CottageLabs/OpenArticleGauge

Add timeout to resolving DOIs and URLs

Opened this issue · 2 comments

In order to make the API more responsive, we should kill threads which take too long to process.

I have done a bit of investigation here with @Nimphal - this is a bit of a tangle, as can be expected.

So we have:
a/ celery timeouts
b/ requests timeouts

Counter-intuitively, b/ is NOT set by default. But there's no point in just adding a timeout argument to the requests.get call and putting our feet up - we need to understand what is causing the timeouts (and also why is our celery 5 min timeout not working). Thus I think we should build a very very small 7-line flask app which just hangs (busy-wait) and try to download a DOI from it. Then we can add the requests timeout, and see if that fixes the problem - as well as proceed to see why exactly does celery allow tasks to run forever.

Also to note, @Nimphal may have found out that the way we specify celery timeout is just wrong, as in that cmdline arg will be ignored because it doesn't exist.

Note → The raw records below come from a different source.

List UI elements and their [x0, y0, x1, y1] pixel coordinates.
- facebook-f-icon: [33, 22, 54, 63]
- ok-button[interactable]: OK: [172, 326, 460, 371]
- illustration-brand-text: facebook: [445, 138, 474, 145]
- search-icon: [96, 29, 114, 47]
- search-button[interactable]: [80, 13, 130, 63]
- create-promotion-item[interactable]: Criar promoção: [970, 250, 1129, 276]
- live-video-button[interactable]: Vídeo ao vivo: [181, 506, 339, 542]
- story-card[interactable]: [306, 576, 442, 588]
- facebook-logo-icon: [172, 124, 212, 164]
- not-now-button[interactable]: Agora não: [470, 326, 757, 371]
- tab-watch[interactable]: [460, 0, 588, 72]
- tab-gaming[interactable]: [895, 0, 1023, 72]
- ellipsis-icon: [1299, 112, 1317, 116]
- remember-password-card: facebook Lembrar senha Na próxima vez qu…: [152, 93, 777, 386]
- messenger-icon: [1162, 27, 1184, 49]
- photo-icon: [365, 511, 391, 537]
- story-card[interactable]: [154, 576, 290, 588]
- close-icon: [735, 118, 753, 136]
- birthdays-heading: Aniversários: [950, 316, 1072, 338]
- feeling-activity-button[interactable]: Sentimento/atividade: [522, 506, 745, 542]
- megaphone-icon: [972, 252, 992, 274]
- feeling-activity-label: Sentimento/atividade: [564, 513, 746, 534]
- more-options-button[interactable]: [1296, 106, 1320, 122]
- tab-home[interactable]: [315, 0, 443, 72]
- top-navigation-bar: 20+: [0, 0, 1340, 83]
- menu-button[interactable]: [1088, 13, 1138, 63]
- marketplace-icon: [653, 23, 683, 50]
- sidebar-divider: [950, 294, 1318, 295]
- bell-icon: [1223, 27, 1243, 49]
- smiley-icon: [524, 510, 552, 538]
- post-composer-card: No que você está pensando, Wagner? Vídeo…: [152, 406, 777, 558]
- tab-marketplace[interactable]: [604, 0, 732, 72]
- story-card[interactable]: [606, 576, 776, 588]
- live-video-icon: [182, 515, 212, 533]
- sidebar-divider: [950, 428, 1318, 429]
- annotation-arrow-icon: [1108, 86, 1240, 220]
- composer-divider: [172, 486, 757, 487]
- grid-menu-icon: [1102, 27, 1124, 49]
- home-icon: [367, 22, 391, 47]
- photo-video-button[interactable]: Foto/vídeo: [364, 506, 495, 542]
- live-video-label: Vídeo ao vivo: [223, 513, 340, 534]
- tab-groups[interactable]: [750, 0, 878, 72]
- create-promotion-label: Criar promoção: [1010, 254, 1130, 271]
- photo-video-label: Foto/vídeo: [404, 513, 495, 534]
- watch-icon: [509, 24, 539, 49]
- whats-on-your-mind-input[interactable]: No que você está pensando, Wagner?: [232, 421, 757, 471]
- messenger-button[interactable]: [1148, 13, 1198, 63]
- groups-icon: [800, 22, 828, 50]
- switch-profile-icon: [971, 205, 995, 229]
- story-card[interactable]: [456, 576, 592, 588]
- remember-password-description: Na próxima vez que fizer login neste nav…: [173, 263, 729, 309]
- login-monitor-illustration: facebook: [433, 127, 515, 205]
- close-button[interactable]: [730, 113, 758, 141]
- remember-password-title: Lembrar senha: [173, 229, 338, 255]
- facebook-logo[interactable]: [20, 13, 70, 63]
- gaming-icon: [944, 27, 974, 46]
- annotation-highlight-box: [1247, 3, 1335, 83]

I haven't had time to follow up on that, but it could be done after we reproduce the hanging on a developer's machine (e.g. by using a flask app).

Wrt the busy-wait mini-app: I think I know how to do some pretty nasty stuff - infinite sleep is one thing, but if needed, I can write a small script (not with Flask) which opens a socket to respond to the OAG request coming in, and never closes it, but also never sends any data back. This should screw nicely with the I/O layer in Python(OAG).

celery/celery#1129 memory leaks in celery when timeout params are used, problem was in 3.0 branch which we use and has been backported but I'm pretty sure our celery isn't new enough to have the patch.

Consider upgrading celery if it continues to eat memory, since we do need those timeouts too.